Da Redação com Lusa
Cerca de 20 mil estudantes dos países africanos de língua portuguesa estavam inscritos no ensino superior português no ano letivo 2021/22, um aumento de 170% em cinco anos, para o que contribuíram sobretudo os alunos guineenses.
Segundo dados do Ministério da Ciência, Tecnologia e Ensino Superior (MCTES), o número total de estudantes dos países africanos de língua oficial portuguesa (PALOP) inscritos em Portugal era no ano letivo passado de 19.930, quando em 2016/17 era de apenas 7.355.
O país que mais contribuiu para este aumento foi a Guiné-Bissau, cujos estudantes aumentaram dez vezes em apenas cinco anos, tornando-se o segundo país mais representado entre todos os alunos estrangeiros nas universidades e politécnicos portugueses, apenas ultrapassado pelo Brasil.
Há cinco anos os alunos guineenses eram os menos representados, com 602 inscritos, mas são hoje o contingente mais volumoso entre os cinco PALOP (a Guiné Equatorial não é discriminada nos números do MCTES), com 6.470, acima dos cabo-verdianos (5.630), dos angolanos (4.690), dos moçambicanos (2.045) e dos são-tomenses (1.095).
No ano letivo passado, os guineenses eram já 32% dos alunos dos PALOP nas instituições de ensino superior portuguesas.
Dificuldades
O número de estudantes dos países africanos de língua portuguesa no ensino superior em Portugal quase triplicou em cinco anos, mas muitos enfrentam dificuldades e há elevados níveis de abandono, alerta um docente da Universidade Nova de Lisboa.
Miguel Chaves, coordenador do departamento de Sociologia da Faculdade de Ciências Sociais e Humanas da Universidade Nova de Lisboa, está a fazer um levantamento sobre o universo de estudantes dos países africanos de língua oficial portuguesa (PALOP) matriculados no Ensino Superior Português e sobre o seu acolhimento nesse sistema.
Em entrevista à Lusa, o acadêmico contou que em 2017/18 os docentes começaram a sentir um aumento do número de estudantes dos PALOP que chegavam ao ensino superior e a constatar que muitos desses estudantes apresentavam dificuldades em comunicar em português.
Os docentes aperceberam-se de que o aumento do número de estudantes africanos refletia um crescimento substancial do número de guineenses, o que explica as dificuldades na língua portuguesa, uma vez que os guineenses, de uma maneira geral, utilizam muito pouco o português para comunicar, dominando normalmente duas línguas, o crioulo e uma das línguas nativas.

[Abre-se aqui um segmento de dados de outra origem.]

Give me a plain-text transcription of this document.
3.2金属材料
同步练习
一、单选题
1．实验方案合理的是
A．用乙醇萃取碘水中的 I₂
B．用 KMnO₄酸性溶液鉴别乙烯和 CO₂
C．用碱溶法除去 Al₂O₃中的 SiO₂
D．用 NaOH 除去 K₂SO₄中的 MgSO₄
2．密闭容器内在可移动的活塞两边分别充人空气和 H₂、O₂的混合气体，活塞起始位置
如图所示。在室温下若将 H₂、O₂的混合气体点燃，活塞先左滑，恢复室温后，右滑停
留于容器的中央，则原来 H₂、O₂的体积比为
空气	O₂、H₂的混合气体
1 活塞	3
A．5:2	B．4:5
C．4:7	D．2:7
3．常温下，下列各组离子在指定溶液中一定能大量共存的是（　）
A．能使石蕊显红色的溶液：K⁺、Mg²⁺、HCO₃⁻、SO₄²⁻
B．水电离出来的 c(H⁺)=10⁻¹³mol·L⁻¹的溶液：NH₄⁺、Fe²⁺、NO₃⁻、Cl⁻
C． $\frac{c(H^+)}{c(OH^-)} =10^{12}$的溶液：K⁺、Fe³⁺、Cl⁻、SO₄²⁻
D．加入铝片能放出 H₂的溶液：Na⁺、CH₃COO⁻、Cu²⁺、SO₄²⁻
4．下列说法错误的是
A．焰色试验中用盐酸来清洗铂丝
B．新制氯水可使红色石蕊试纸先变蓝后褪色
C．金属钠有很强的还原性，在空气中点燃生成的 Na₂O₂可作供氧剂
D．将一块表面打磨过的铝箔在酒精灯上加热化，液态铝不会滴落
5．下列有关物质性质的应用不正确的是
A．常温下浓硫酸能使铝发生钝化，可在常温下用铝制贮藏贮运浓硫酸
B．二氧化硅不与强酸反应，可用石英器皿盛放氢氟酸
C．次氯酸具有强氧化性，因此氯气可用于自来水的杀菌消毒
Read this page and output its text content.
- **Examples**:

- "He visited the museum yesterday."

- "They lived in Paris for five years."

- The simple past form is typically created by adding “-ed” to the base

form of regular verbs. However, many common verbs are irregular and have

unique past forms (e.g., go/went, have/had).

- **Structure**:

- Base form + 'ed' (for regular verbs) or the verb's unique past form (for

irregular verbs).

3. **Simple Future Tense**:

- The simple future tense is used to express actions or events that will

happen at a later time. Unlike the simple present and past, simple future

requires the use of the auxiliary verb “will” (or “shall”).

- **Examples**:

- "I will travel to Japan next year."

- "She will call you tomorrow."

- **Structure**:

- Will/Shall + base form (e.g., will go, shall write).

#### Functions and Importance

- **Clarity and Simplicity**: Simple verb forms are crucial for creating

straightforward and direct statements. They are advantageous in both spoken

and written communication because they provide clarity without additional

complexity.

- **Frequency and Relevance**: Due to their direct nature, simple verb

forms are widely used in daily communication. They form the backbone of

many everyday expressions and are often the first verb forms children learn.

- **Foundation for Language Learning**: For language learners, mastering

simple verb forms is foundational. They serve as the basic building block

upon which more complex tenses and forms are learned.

Exemplificou com as dificuldades burocráticas para a obtenção de visto, que atrasam a chegada dos alunos durante meses ou até um ano letivo inteiro.
Isto acarreta dificuldades acadêmicas, mas também financeiras, porque após a matrícula começam a ser cobradas as propinas, pelo que os alunos “já chegam com uma dívida muito considerável aos estabelecimentos”.
Outro problema, alertou, é que muitos alunos não recebem bolsas de estudo, vêm pelos seus próprios meios, pelo que muitas vezes têm de começar a trabalhar, normalmente em atividades sem horário fixo e que não lhes permitem exercerem os direitos de trabalhador-estudante.
“Face a uma situação em que já têm tantos ‘handicaps’, em termos linguísticos e de falta de apoios financeiros, têm ainda de começar a trabalhar e começar a trabalhar intensamente”, disse Chaves.
Complicações no acesso aos serviços públicos, nomeadamente ao Serviço Nacional de Saúde, e dificuldades de adaptação cultural – estudos indicam que os alunos africanos consideram os portugueses frios e distantes – juntam-se ainda a preconceitos racistas que existem na sociedade portuguesa e que também se refletem na academia.
“Experiências de uma certa discriminação, de uma certa exclusão acontecem, por exemplo, quando há formação de grupos de trabalho” e os alunos portugueses tendem a não aceitar os africanos, porque entendem que estes não dão o devido contributo para os trabalho de grupo, exemplificou o docente, considerando tratar-se de “discriminação e uma forma de indiferença”.
Todos estes problemas têm um efeito que é “absolutamente dramático”: “A reprovação nas unidades curriculares nas disciplinas que estão a frequentar é maciça e, portanto, a possibilidade de transição de ano por maioria de razão, também é muito baixa”, lamentou.